Meski begitu, aku dan Bu Marni tetap memapahnya sampai dia duduk di jok mobil.
Dia memilih di bagian tengah. Kutatap mata sayunya sambil kukembangkan senyum
padanya.Kusembunyikan gejolak hati karena emosi telah mempermainkan.Tak
kupedulikan baju-bajuku dan baju ibu yang tetap berserak di halaman menutup
sebagian taman rumput yang berada di dekat pintu. Bu Marni melangkah keluar
dari mobil saat sang sopir menghidupkan mesin. Dia harus kembali ke rumah itu
dengan menanggung segala risiko. Menghadapi dua wanita cantik yang lenyap
kecantikannya karena tak punya hati.
“Bu,
saya sama Ibu pamit ya. Bu Marni baik-baik di sini. Jangan pikirkan kami. Bu
Marni, kami akan lebih tenang di rumah nenek Wisnu,” kataku kubisikkan di dekat
telinganya saat aku memeluknya erat. “Terima kasih, atas semua kebaikan Bu
Marni.”
Sekuat
apa pun aku menahan genangan air mata, ternyata tumpah juga ketika Bu Marni tidak mau melepas pelukanku.

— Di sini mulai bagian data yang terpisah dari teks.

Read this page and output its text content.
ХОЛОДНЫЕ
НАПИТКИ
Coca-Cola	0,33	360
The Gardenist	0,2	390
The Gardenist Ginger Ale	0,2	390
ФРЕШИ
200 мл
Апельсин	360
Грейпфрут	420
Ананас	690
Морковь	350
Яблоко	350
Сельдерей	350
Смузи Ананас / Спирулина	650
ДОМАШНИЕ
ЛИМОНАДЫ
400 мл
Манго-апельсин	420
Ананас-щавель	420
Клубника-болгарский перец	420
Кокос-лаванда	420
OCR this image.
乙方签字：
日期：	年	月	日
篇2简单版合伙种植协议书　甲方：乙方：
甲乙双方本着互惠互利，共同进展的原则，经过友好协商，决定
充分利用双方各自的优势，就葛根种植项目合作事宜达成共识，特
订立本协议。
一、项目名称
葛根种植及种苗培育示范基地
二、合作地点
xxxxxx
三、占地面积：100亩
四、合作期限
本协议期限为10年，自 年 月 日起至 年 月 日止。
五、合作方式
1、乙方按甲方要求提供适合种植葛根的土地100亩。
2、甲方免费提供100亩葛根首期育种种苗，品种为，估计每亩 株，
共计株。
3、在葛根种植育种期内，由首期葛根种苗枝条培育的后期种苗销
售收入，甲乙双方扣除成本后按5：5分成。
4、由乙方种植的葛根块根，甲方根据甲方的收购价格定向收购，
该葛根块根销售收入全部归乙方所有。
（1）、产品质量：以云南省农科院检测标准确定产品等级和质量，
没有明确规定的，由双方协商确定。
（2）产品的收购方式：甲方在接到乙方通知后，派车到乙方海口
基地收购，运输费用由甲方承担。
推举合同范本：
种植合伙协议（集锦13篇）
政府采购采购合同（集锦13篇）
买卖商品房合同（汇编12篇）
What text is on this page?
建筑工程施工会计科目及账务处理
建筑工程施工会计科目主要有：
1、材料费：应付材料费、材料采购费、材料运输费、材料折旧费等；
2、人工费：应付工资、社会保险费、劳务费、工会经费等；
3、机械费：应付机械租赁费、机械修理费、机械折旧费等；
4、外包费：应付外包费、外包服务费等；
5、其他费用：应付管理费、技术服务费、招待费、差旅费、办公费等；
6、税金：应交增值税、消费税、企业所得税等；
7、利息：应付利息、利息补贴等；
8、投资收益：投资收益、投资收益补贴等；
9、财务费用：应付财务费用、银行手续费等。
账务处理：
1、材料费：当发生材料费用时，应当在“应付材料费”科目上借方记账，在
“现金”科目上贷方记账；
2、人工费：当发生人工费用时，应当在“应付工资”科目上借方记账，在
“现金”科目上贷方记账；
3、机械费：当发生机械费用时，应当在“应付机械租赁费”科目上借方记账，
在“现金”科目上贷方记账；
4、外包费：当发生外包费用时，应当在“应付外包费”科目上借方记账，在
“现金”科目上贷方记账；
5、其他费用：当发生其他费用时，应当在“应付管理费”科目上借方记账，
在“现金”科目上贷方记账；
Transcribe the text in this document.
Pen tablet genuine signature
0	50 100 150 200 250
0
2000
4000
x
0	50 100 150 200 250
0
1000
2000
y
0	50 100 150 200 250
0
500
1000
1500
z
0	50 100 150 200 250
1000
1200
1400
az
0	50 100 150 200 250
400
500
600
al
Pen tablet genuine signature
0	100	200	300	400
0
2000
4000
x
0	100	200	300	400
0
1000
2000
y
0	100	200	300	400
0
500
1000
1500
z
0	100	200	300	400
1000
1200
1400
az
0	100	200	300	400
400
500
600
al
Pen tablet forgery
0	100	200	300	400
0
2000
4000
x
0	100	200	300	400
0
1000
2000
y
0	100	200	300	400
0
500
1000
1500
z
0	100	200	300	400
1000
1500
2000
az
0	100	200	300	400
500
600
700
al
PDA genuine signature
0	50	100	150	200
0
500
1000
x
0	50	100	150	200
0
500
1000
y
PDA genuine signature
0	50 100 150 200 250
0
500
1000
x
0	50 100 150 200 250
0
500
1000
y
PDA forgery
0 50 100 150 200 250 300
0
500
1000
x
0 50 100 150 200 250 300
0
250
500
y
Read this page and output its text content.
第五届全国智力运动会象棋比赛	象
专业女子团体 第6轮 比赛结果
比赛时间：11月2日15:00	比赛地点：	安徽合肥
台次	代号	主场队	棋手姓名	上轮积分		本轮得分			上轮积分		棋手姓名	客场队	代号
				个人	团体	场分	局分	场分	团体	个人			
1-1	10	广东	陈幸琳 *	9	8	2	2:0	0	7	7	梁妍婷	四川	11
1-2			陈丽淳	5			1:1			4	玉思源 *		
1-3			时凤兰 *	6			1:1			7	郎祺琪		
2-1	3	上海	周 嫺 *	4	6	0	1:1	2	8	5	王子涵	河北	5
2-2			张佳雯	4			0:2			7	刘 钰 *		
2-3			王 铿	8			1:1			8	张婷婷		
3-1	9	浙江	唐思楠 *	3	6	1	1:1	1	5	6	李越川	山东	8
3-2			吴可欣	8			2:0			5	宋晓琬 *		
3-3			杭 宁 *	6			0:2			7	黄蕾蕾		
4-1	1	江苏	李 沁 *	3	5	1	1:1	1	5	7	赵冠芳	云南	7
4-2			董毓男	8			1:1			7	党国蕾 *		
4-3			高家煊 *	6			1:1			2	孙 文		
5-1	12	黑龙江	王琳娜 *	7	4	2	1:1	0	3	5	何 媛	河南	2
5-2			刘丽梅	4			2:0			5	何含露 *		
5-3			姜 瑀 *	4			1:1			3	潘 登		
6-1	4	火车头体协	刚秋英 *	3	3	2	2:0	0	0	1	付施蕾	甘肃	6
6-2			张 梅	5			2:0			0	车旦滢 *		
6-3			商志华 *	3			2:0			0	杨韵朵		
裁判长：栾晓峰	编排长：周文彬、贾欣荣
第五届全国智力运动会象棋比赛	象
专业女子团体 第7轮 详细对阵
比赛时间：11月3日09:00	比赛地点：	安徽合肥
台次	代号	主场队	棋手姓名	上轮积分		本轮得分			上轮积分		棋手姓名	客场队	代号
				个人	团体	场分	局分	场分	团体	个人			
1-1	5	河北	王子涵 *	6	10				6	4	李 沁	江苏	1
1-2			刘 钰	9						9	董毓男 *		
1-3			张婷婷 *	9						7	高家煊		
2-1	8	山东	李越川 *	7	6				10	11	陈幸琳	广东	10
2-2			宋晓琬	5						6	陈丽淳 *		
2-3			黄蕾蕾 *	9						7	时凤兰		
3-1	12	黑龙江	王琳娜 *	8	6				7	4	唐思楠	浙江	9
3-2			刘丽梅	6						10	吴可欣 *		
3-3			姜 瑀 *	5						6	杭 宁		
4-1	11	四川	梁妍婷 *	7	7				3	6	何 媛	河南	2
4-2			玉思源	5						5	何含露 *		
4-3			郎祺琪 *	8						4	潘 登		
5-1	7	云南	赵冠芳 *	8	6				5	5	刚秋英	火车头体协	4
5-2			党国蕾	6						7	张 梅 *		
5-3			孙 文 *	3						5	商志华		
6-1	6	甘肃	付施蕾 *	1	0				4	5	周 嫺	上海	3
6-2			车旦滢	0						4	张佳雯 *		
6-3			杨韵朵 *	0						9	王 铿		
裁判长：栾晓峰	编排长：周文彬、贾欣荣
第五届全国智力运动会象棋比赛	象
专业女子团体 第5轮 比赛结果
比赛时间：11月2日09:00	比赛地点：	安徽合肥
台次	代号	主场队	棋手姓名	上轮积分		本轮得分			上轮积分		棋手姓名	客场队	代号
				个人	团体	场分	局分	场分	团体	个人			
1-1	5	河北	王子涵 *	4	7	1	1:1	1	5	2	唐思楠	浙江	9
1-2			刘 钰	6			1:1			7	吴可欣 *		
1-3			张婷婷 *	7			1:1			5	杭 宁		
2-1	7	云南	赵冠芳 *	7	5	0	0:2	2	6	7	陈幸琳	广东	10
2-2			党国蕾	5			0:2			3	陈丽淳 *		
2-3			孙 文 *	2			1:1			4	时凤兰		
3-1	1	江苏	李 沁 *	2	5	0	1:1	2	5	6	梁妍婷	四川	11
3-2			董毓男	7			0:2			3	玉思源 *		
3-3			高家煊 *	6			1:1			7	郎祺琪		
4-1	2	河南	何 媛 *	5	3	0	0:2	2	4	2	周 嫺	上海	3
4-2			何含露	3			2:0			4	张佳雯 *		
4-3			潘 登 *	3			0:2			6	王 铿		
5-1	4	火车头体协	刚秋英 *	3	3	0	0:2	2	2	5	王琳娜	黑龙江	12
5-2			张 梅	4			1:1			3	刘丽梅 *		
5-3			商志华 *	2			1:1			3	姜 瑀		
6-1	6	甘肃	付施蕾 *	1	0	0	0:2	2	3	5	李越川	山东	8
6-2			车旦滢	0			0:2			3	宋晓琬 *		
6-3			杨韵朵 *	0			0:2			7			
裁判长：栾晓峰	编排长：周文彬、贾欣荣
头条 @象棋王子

Sedunya membuat badannya terguncang. Semakin erat saja kedua tangan rentanya
memelukku.
“Sudah
Bu, kasihan Ibu. Biarlah dia segera istirahat di rumah kos. Nenek Wisnu juga
baik. Insyaallah, dia akan menerima ibu sepenuh hati.”
Perlahan
kami melepas pelukan. Lalu Bu Marni mengelus tangan ibuku. Air matanya semakin
tumpah-ruah. Setelah itu, dia mundur dan berdiri di dekat rerimbunan bunga
bungur. Kulepas wanita yang seumur hidupnya mengadikan diri di rumah besar ini
serupa melepas mahkota-mahkota berwarna ungu yang berserak menutup tanah di bawah
pohon bungur. Ikhlas, tapi tetap kupikirkan keberadaannya.